Sophomore cornerback Devin Person is one to watch for in the Class of 2013. Like his teammates listed above, he has speed and quickness and pretty good size for a younger player.
"Man, I am so proud of our younger guys," Carroll said. "They all played really well tonight. You can see that they have the talent. I believe next season they will be SEC/ACC caliber recruits. All of them. They each have a bright future in football."
Spartanburg's got talent
Junior quarterback Adrian Collins had a good game for the Vikings and made the plays when his team needed him. He has pretty good size and athletic ability, a good arm and throws a nice ball. He just needs more reps because he backed up Michigan's Cornelius Jones last season.
"Adrian is a pocket passer right now that will learn how to be a dual-threat quarterback," Spartanburg coach Freddie Brown said. "He's very smart and I think he has tremendous upside."
Two other seniors, Quan Fuller and Tra Kelly-Rice, also have good seasons working.

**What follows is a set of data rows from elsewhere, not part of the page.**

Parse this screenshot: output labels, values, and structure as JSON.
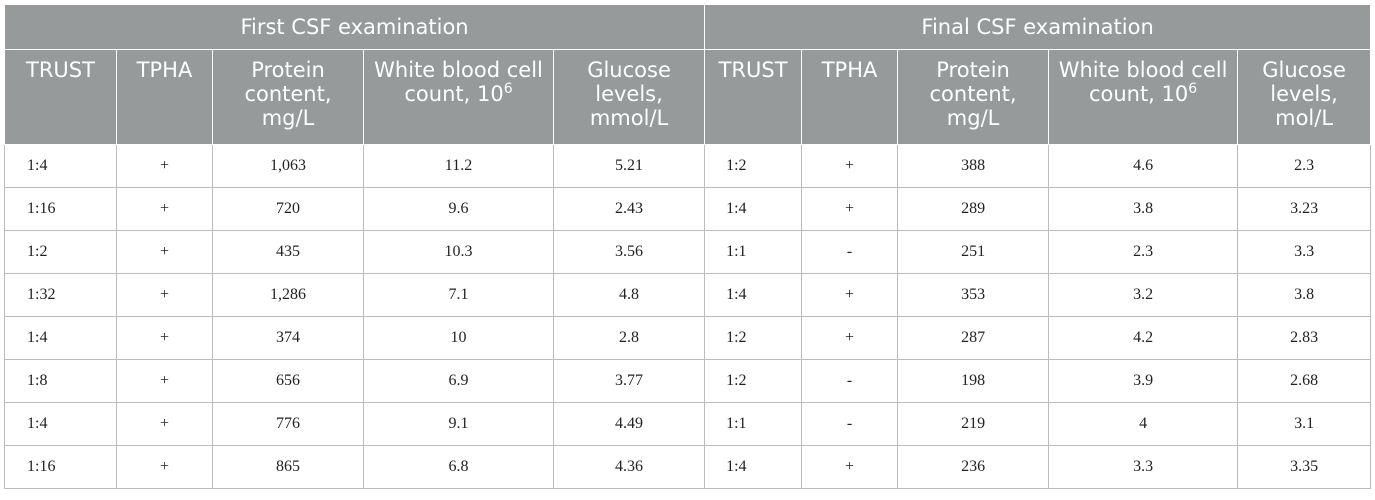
{
  "table": {
    "group_headers": [
      "First CSF examination",
      "Final CSF examination"
    ],
    "column_headers": [
      {
        "text": "TRUST",
        "sup": ""
      },
      {
        "text": "TPHA",
        "sup": ""
      },
      {
        "text": "Protein content, mg/L",
        "sup": ""
      },
      {
        "text": "White blood cell count, 10",
        "sup": "6"
      },
      {
        "text": "Glucose levels, mmol/L",
        "sup": ""
      },
      {
        "text": "TRUST",
        "sup": ""
      },
      {
        "text": "TPHA",
        "sup": ""
      },
      {
        "text": "Protein content, mg/L",
        "sup": ""
      },
      {
        "text": "White blood cell count, 10",
        "sup": "6"
      },
      {
        "text": "Glucose levels, mol/L",
        "sup": ""
      }
    ],
    "rows": [
      [
        "1:4",
        "+",
        "1,063",
        "11.2",
        "5.21",
        "1:2",
        "+",
        "388",
        "4.6",
        "2.3"
      ],
      [
        "1:16",
        "+",
        "720",
        "9.6",
        "2.43",
        "1:4",
        "+",
        "289",
        "3.8",
        "3.23"
      ],
      [
        "1:2",
        "+",
        "435",
        "10.3",
        "3.56",
        "1:1",
        "-",
        "251",
        "2.3",
        "3.3"
      ],
      [
        "1:32",
        "+",
        "1,286",
        "7.1",
        "4.8",
        "1:4",
        "+",
        "353",
        "3.2",
        "3.8"
      ],
      [
        "1:4",
        "+",
        "374",
        "10",
        "2.8",
        "1:2",
        "+",
        "287",
        "4.2",
        "2.83"
      ],
      [
        "1:8",
        "+",
        "656",
        "6.9",
        "3.77",
        "1:2",
        "-",
        "198",
        "3.9",
        "2.68"
      ],
      [
        "1:4",
        "+",
        "776",
        "9.1",
        "4.49",
        "1:1",
        "-",
        "219",
        "4",
        "3.1"
      ],
      [
        "1:16",
        "+",
        "865",
        "6.8",
        "4.36",
        "1:4",
        "+",
        "236",
        "3.3",
        "3.35"
      ]
    ]
  }
}
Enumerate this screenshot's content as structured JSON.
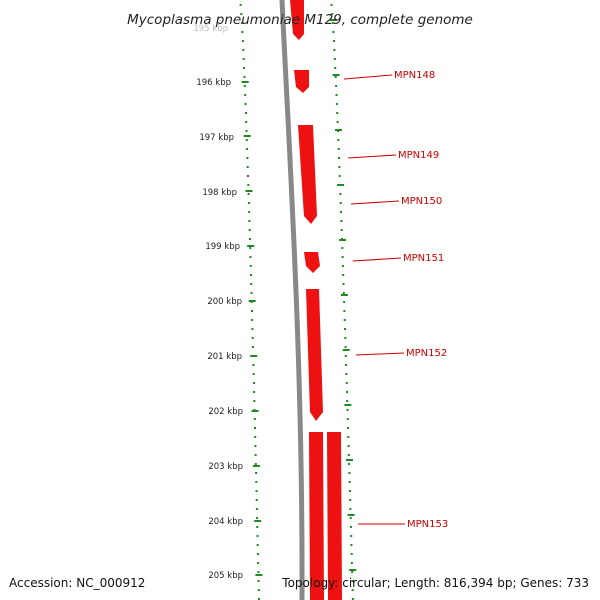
{
  "title": "Mycoplasma pneumoniae M129, complete genome",
  "footer": {
    "accession": "Accession: NC_000912",
    "summary": "Topology: circular; Length: 816,394 bp; Genes: 733"
  },
  "axis": {
    "faded_tick": "195 kbp",
    "ticks": [
      "196 kbp",
      "197 kbp",
      "198 kbp",
      "199 kbp",
      "200 kbp",
      "201 kbp",
      "202 kbp",
      "203 kbp",
      "204 kbp",
      "205 kbp"
    ]
  },
  "genes": [
    {
      "label": "",
      "direction": "reverse",
      "color": "#ee1111"
    },
    {
      "label": "MPN148",
      "direction": "reverse",
      "color": "#ee1111"
    },
    {
      "label": "MPN149",
      "direction": "reverse",
      "color": "#ee1111"
    },
    {
      "label": "MPN150",
      "direction": "reverse",
      "color": "#ee1111"
    },
    {
      "label": "MPN151",
      "direction": "reverse",
      "color": "#ee1111"
    },
    {
      "label": "MPN152",
      "direction": "reverse",
      "color": "#ee1111"
    },
    {
      "label": "MPN153",
      "direction": "none",
      "color": "#ee1111"
    },
    {
      "label": "",
      "direction": "none",
      "color": "#ee2299"
    }
  ],
  "colors": {
    "ruler": "#228822",
    "backbone": "#888888",
    "label": "#cc0000"
  }
}
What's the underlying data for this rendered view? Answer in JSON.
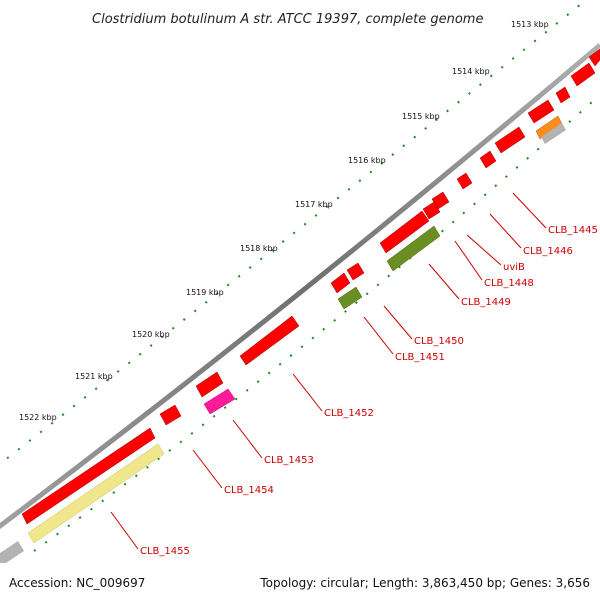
{
  "title": "Clostridium botulinum A str. ATCC 19397, complete genome",
  "footer": {
    "accession": "Accession: NC_009697",
    "summary": "Topology: circular; Length: 3,863,450 bp; Genes: 3,656"
  },
  "colors": {
    "backbone": "#808080",
    "tick": "#1a8c1a",
    "label": "#cc0000",
    "cds": "#ff0000",
    "gene_types": [
      "#ff0000",
      "#ff8c1a",
      "#b3b3b3",
      "#6b8e23",
      "#ff1a99",
      "#f0e68c"
    ]
  },
  "ticks": [
    {
      "label": "1513 kbp"
    },
    {
      "label": "1514 kbp"
    },
    {
      "label": "1515 kbp"
    },
    {
      "label": "1516 kbp"
    },
    {
      "label": "1517 kbp"
    },
    {
      "label": "1518 kbp"
    },
    {
      "label": "1519 kbp"
    },
    {
      "label": "1520 kbp"
    },
    {
      "label": "1521 kbp"
    },
    {
      "label": "1522 kbp"
    }
  ],
  "gene_labels": [
    {
      "text": "CLB_1445"
    },
    {
      "text": "CLB_1446"
    },
    {
      "text": "uviB"
    },
    {
      "text": "CLB_1448"
    },
    {
      "text": "CLB_1449"
    },
    {
      "text": "CLB_1450"
    },
    {
      "text": "CLB_1451"
    },
    {
      "text": "CLB_1452"
    },
    {
      "text": "CLB_1453"
    },
    {
      "text": "CLB_1454"
    },
    {
      "text": "CLB_1455"
    }
  ]
}
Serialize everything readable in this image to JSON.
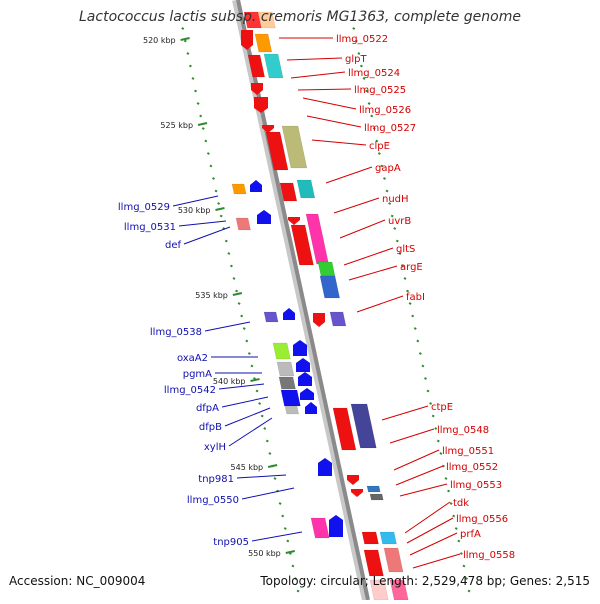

Fuller, 6-2 and 194 pounds, made a beautiful touchdown grab on fourth down in overtime, twisting in the air to make an acrobatic catch while keeping his feet in bounds with a defender draped all over him. Kelly-Rice, a 6-2, 245-pound defensive lineman, was in on a lot of plays.
Maryland offensive tackle commit Stephen Grommer, had a solid night. He lined up mainly against Dixon and more than held his own. Much of the time he would down block, leaving Dixon to someone else or allowing him upfield. Grommer also showed the ability to get to the second level in a hurry. He will likely be a guard for the Terrapins.
You can go home again
Spartanburg alum Stephen Davis was in attendance. In 1991, he led the Vikings to a state championship and was the USA Today Player of the Year before signing with Auburn. He left the Tigers has the No. 4 all-time leading rusher. Davis was drafted by the Washington Redskins and played in the NFL for 10 years.